Tumaro was away for a long time.
When he finally arrived back from his tribal quest he found his wife to be pregnant and he suspected her of adultery. When the confinement came on, the child was a long time in being born. Finally Tumaro began to Whakapae, that is, to name men he suspected of adultery with his wife. When he called out the name Te Aohikuraki, the child, a boy, was born.
Tumaro was deeply hurt and, saddened by Rakaitekura's unfaithfulness, he took her to the river and told her to wash and to prepare her Koukou. Rakaitekura did as she had been told. Rakaitekura came from a very high born line and carried the title Arikinui or Puhi. She was very beautiful with long flowing red hair. While she was bathing herself, Tumaro performed the Karakia to make her Noa.
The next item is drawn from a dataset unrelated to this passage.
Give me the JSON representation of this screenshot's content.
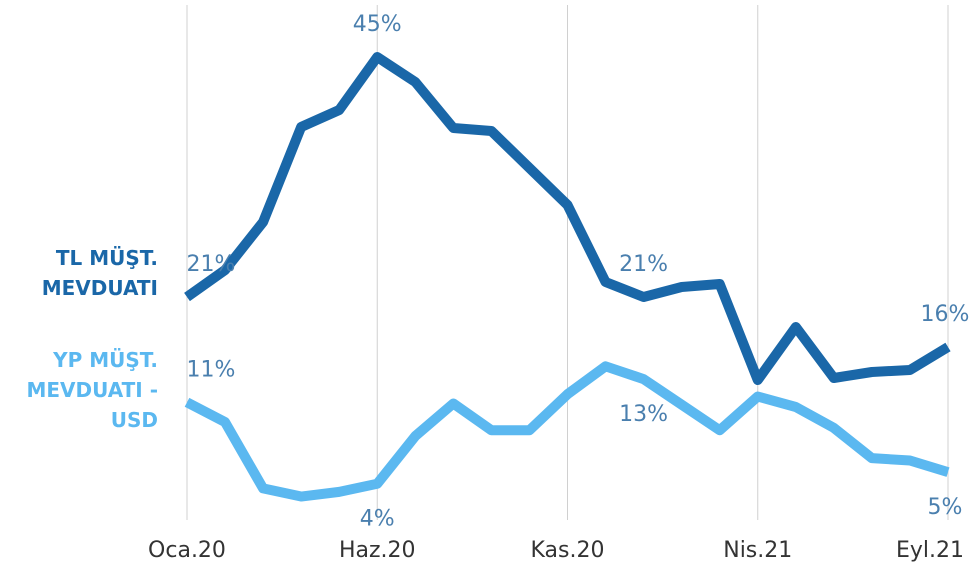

During this Karakia a reddish colour started to appear in the river, flowing from her long red hair. Tumaro's Karakia had much Mana, Ihi and Kaha combining with his Wairua to change her to Noa. All of Rakaitekura's Mauri was flowing down the river into the Raukawa sea. Tumaro then returned his wife and her Tama to Te Aohikuraki and said: "Rakaitekura is now Noa like our Iwi but, your Tama is like you and me, a Arikinui. I have named him Te Hikutawatawa and one day he will lead his Iwi to new lands." So Tumaro departed with his Iwi back to Matakiawhia, leaving behind Rakaitekura with Te Aohikuraki and their new born son, Te Hikutawatawa.
From that day onwards, the river where Rakaitekura washed her long flowing red hair was named Koukourarata, and this red colour that flowed into the river formed Maukoroa.
This is the Kai Tahuiri tradition of how red paint was born.